Loy recalled that defendant was wearing red when he was brought into the jail. Loy provided defendant with standard jail issue clothing. Loy collected defendant’s red clothing and placed it in
a property bag in the property room. The Effingham Police Department later came to the jail and collected defendant’s red clothing.
¶ 50 The State next called Matthew Brown. Matthew Brown testified that he was employed as a correctional officer with the Effingham County Sheriff’s Department. Brown testified that he witnessed phone calls made by the inmates. Brown identified defendant in court and testified that he observed a phone call between defendant and Schreier at approximately 2:15 p.m. on November 14, 2021. Brown explained that he sat at the booking desk approximately three feet away from defendant when defendant made the phone call. Brown notified Detective Holsapple about the call defendant made. Brown identified People’s exhibit No. 28 as the phone call he observed on November 14, 2021. Brown listened to the recording of the phone call and identified two participants. Brown identified Schreier as the other phone call participant after he observed multiple visits between Schreier and defendant. The trial court then admitted People’s exhibit No. into evidence over defense counsel’s objection, and the audio recording was played for the jury.

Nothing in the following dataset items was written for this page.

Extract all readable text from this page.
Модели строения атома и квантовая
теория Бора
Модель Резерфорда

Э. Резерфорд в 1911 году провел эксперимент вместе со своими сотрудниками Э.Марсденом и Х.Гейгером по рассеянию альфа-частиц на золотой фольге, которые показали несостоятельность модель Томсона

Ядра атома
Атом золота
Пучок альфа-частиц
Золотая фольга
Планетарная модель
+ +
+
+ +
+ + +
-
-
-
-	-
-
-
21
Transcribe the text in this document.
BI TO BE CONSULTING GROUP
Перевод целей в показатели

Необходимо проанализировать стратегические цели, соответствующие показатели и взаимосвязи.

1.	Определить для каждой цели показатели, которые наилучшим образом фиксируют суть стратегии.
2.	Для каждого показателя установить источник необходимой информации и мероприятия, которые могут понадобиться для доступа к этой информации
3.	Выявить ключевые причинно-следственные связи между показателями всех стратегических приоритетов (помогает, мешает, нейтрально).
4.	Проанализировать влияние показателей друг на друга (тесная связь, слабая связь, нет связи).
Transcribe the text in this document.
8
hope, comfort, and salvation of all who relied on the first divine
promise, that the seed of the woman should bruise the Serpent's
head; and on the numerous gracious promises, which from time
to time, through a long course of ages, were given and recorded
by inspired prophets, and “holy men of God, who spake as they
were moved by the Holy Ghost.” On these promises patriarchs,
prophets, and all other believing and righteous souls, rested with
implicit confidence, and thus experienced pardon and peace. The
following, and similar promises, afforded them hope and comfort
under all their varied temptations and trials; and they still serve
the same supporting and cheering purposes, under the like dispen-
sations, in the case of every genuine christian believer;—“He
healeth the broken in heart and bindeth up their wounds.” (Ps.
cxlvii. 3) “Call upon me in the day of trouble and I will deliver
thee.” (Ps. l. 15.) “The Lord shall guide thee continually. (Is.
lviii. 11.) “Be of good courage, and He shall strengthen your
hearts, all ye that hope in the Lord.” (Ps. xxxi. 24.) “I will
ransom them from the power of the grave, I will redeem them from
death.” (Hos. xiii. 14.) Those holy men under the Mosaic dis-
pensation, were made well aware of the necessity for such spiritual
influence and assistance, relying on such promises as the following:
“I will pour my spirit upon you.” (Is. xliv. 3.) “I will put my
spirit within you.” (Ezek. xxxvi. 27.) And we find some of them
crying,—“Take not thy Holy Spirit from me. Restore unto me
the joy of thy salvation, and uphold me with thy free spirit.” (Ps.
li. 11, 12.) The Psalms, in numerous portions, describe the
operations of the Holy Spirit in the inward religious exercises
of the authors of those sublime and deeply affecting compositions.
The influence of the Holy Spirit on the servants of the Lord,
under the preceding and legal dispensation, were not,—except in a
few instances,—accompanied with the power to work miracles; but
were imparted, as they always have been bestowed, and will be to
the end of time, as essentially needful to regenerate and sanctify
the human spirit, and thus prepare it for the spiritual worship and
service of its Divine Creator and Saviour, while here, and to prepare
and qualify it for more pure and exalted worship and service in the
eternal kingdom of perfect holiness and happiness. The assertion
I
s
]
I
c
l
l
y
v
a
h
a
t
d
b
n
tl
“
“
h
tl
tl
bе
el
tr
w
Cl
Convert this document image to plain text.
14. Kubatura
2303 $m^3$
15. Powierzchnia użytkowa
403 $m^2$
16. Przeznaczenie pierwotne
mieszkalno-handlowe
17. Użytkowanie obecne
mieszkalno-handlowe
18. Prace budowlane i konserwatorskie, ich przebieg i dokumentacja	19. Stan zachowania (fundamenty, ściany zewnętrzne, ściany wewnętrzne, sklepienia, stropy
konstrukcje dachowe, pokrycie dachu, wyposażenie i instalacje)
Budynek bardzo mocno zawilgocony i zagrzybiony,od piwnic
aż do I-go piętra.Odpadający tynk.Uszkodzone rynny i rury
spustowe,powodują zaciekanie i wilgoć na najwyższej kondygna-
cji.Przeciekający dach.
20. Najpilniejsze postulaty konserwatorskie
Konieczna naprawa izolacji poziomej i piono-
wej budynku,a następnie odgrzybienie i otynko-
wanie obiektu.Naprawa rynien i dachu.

¶ 51 The trial court then advised the jury as follows: “So the first thing I want to do, the parties have stipulated to the admission into evidence of State’s Exhibit 32 for the record. That is a certified copy of a conviction against the Defendant Mr. Ward for the offense of assault in the second degree that being a felony in the State of Minnesota. That is admitted into evidence and is evidence for you to consider in this case.”
The certified copy of defendant’s conviction for assault in the second degree also referenced additional charges against defendant.
¶ 52 The State recalled Holsapple to testify. Holsapple identified a photograph of an aerial map depicting of a portion of Effingham (People’s exhibit No. 33). Holsapple was familiar with
Effingham and the portion depicted in People’s exhibit No. 33. Holsapple noted on the map where the Motel 6 was located in relation to the Zone and confirmed his prior testimony that the distance between the two was approximately one mile. Holsapple also identified another photograph of an arial map depicting the Comfort Suites and Motel 6 (People’s exhibit No. 34). Holsapple testified that the Comfort Suites was only “a couple hundred feet” away from the Motel 6.
¶ 53 Following the State’s evidence, defense counsel moved for a directed verdict, which the trial court denied. Defendant elected not to testify and defense counsel elected not to present any additional evidence. Defense counsel also advised the court that he had conferred with defendant and they had agreed not to ask for Illinois Pattern Jury Instruction 3.13X (Illinois Pattern Jury Instructions, Criminal, No. 3.13X (4th ed. 2000)), which provided an instruction regarding defendant’s prior conviction in Minnesota. Specifically, the instruction provided as follows: “Ordinarily, evidence of a defendant’s prior conviction of an offense may not be considered by you as evidence of his guilt of the offense with which he is charged.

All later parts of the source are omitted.